ICE did not respond to a request by The Young Turks to explain why they haven’t updated the list.

After about a year without any updates from mid 2017 to mid 2018, pursuant to a congressional decision, ICE began posting "Detainee Death Reports" which appear to have different criteria.

Earlier this month, it was revealed that the existence of internal ICE documents characterized multiple ICE detainee deaths as avoidable. In one December 2018 memo to ICE’s then-Acting Deputy Director, Matthew Albence, an ICE official stated, “IHSC [ICE’s Health Services Corps] is severely dysfunctional and unfortunately preventable harm and death to detainees has occurred.”

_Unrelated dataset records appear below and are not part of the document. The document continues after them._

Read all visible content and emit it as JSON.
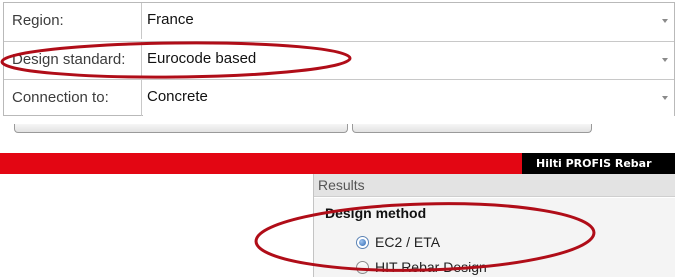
{
  "settings": {
    "rows": [
      {
        "label": "Region:",
        "value": "France"
      },
      {
        "label": "Design standard:",
        "value": "Eurocode based"
      },
      {
        "label": "Connection to:",
        "value": "Concrete"
      }
    ]
  },
  "header_bar": {
    "title": "Hilti PROFIS Rebar",
    "bar_color": "#e30613",
    "title_bg": "#000000"
  },
  "results": {
    "header": "Results",
    "section_title": "Design method",
    "options": [
      {
        "label": "EC2 / ETA",
        "selected": true
      },
      {
        "label": "HIT Rebar Design",
        "selected": false
      }
    ]
  },
  "annotation_color": "#b00d18",
  "icons": [
    "chevron-down-icon",
    "radio-checked-icon",
    "radio-unchecked-icon"
  ]
}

Following TYT’s report, several members of Congress issued statements expressing concern about ICE’s conduct. Rep. Ilhan Omar (D-MN) tweeted in response to the report, “ICE is an organization that has become increasingly militarized, brutal, and unaccountable; it must be abolished.”

Underneath the header for ICE’s list of detainee deaths is a note that says: “Data from: 10/01/2003 to 06/05/2017.” The most recent death listed is that of a Honduran man, Vicente Cáceres-Maradiaga, who died in May of 2017. Multiple deaths have occurred since then, including a dozen in 2018 alone.

In total, 24 detainees have died while in ICE custody under the Trump administration, according to an analysis conducted by NBC News earlier this month. At least four more people died shortly after being released from ICE custody.

ICE’s list of detainee deaths includes a section for “final cause of death.” Of the six deaths listed that took place during the Trump administration, four do not disclose a cause of death, instead reading “pending.”